‘Griswold’ at 50: Contraception Is Legal, But Still Not Universally Accessible
Stemming the tide of barriers to reproductive health care continues to require significant time and effort from countless dedicated individuals and organizations. It is hard work, but it is work worth doing to ensure that everyone has the ability to choose whether and when to have a child.
Fifty years ago, birth control was illegal and there was no constitutional right to privacy.
Yes, in my lifetime, just 50 years ago.
It was available to many (with the usual caveats that the recipient had resources, lived in a place where it could be obtained discreetly, and so on)—but it was still illegal.
Following the law is generally an important responsibility of all Americans, but bad laws need to be challenged. So 50 years ago the American Civil Liberties Union of Connecticut threw its support behind the successful challenge to the 1879 Comstock Act.
In November 1961, Estelle Griswold courageously opened the doors to a new Planned Parenthood clinic in New Haven and prepared to be arrested. During the clinic’s short tenure, its workers illegally counseled patients on reproductive options and dispersed contraceptives. Within days of its opening, law enforcement predictably arrived to examine the scene.Soon after, police arrested Griswold and her co-conspirator Dr. C. Lee Buxton, a professor at the Yale School of Medicine; both faced criminal charges.
The first step of the plan was complete.
Griswold and a group of Yale lawyers, professors, and doctors, led by attorney Catherine Roraback, used the arrest to oppose the Comstock Act, which banned the use of contraceptives and punished those who aided or counseled the user with a fine of at least $40 or 60 days in prison.
Previous attempts to challenge or modify the rarely enforced law had failed, but this effort successfully landed on the Supreme Court’s docket after moving through the Connecticut state courts. On June 7, 1965, in a landmark decision, Justice William O. Douglas issued the majority opinion in Griswold v. Connecticut, striking down the Comstock Act as unconstitutional.
In Griswold, the Supreme Court recognized a constitutional right to reproductive choice, reading between the lines to locate a privacy right in the “penumbras,” or shadows, of the document. The opinion’s scope is narrow. It declares that a right to privacy exists for (implicitly heterosexual) marital relations—not for individuals. Further, the Court failed to acknowledge the significance of birth control access for gender equality. But for the first time, a right to privacy was identified in the United States Constitution.

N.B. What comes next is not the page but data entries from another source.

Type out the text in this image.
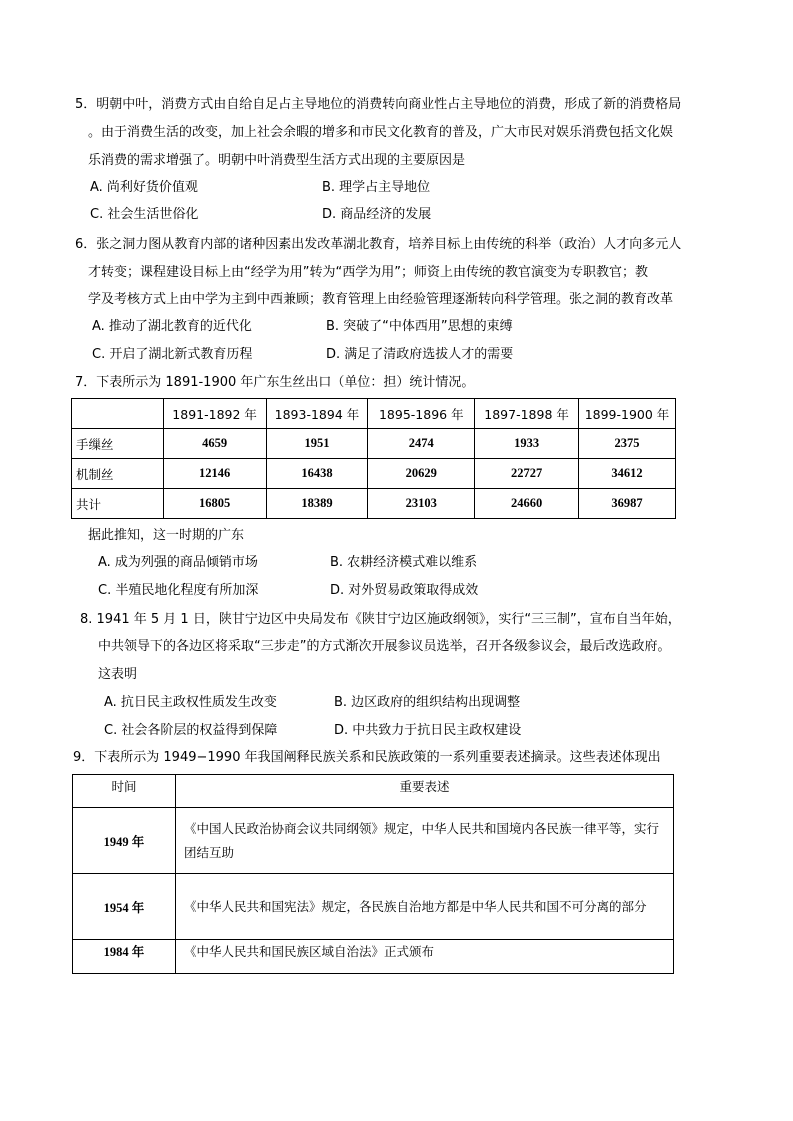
5．明朝中叶，消费方式由自给自足占主导地位的消费转向商业性占主导地位的消费，形成了新的消费格局
。由于消费生活的改变，加上社会余暇的增多和市民文化教育的普及，广大市民对娱乐消费包括文化娱
乐消费的需求增强了。明朝中叶消费型生活方式出现的主要原因是
A. 尚利好货价值观	B. 理学占主导地位
C. 社会生活世俗化	D. 商品经济的发展
6．张之洞力图从教育内部的诸种因素出发改革湖北教育，培养目标上由传统的科举（政治）人才向多元人
才转变；课程建设目标上由“经学为用”转为“西学为用”；师资上由传统的教官演变为专职教官；教
学及考核方式上由中学为主到中西兼顾；教育管理上由经验管理逐渐转向科学管理。张之洞的教育改革
A. 推动了湖北教育的近代化	B. 突破了“中体西用”思想的束缚
C. 开启了湖北新式教育历程	D. 满足了清政府选拔人才的需要
7．下表所示为 1891-1900 年广东生丝出口（单位：担）统计情况。
	1891-1892 年	1893-1894 年	1895-1896 年	1897-1898 年	1899-1900 年
手缫丝	4659	1951	2474	1933	2375
机制丝	12146	16438	20629	22727	34612
共计	16805	18389	23103	24660	36987
据此推知，这一时期的广东
A. 成为列强的商品倾销市场	B. 农耕经济模式难以维系
C. 半殖民地化程度有所加深	D. 对外贸易政策取得成效
8. 1941 年 5 月 1 日，陕甘宁边区中央局发布《陕甘宁边区施政纲领》，实行“三三制”，宣布自当年始，
中共领导下的各边区将采取“三步走”的方式渐次开展参议员选举，召开各级参议会，最后改选政府。
这表明
A. 抗日民主政权性质发生改变	B. 边区政府的组织结构出现调整
C. 社会各阶层的权益得到保障	D. 中共致力于抗日民主政权建设
9．下表所示为 1949−1990 年我国阐释民族关系和民族政策的一系列重要表述摘录。这些表述体现出
时间	重要表述
1949 年	《中国人民政治协商会议共同纲领》规定，中华人民共和国境内各民族一律平等，实行团结互助
1954 年	《中华人民共和国宪法》规定，各民族自治地方都是中华人民共和国不可分离的部分
1984 年	《中华人民共和国民族区域自治法》正式颁布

Griswold v. Connecticut was the beginning of a significant expansion of legal rights. Seven years later, in 1972, Eisenstadt v. Baird extended contraceptive access to unmarried individuals. Relying heavily on the privacy right outlined in both of the contraception decisions, Roe v. Wade in 1973 and Planned Parenthood of Southeastern Pennsylvania v. Casey in 1993 affirmed the right to an abortion. Despite its limited focus, Griswold has come to be understood as a cornerstone of American reproductive and privacy rights.
Of course, those who spend their time working to preserve and expand civil liberties know that, in practice, these rights are neither secure nor universal.
Attempts to combine access to contraception and abortion are essentially omnipresent in American politics and law. The Court, the very same one (albeit with nine different justices in place) that 50 years ago affirmed the right to contraception, ruled last summer that “closely held” for-profit companies can, based on religious beliefs, decline to cover contraception through employer-sponsored insurance plans.
Financial and practical obstacles make it impossible for many to access reproductive care. Misinformation campaigns pervade our media and shape our law and policy. Burdensome requirements have forced the closure of health clinics, making access to the care and choice that the case law promises a fiction for many people. These laws hit hardest those who cannot afford to miss work or to travel, and who lack the flexibility to adapt to or evade these restrictions.
Stemming the tide of these barriers to equality continues to require significant time and effort from countless dedicated individuals and organizations.
It is hard work, but it is work worth doing to ensure that everyone has the ability to choose whether and when to have a child. Although we face persistent opposition, anniversaries such as this one can reinvigorate our efforts and remind us of our fitful progress.
The ACLU of Connecticut will mark the anniversary with our own branded contraceptives. Half a century ago, the commemorative Griswold v. Connecticut condoms sitting in the ACLU of Connecticut office would have warranted jail time.
Today, we celebrate how far we have come and remember how much further we have yet to go. This is a battle worth fighting, and we encourage every Connecticut resident to join us in the protection of women’s rights and the right to privacy, both of which were the result of Griswold v. Connecticut, decided 50 years ago on June, 7, 1965.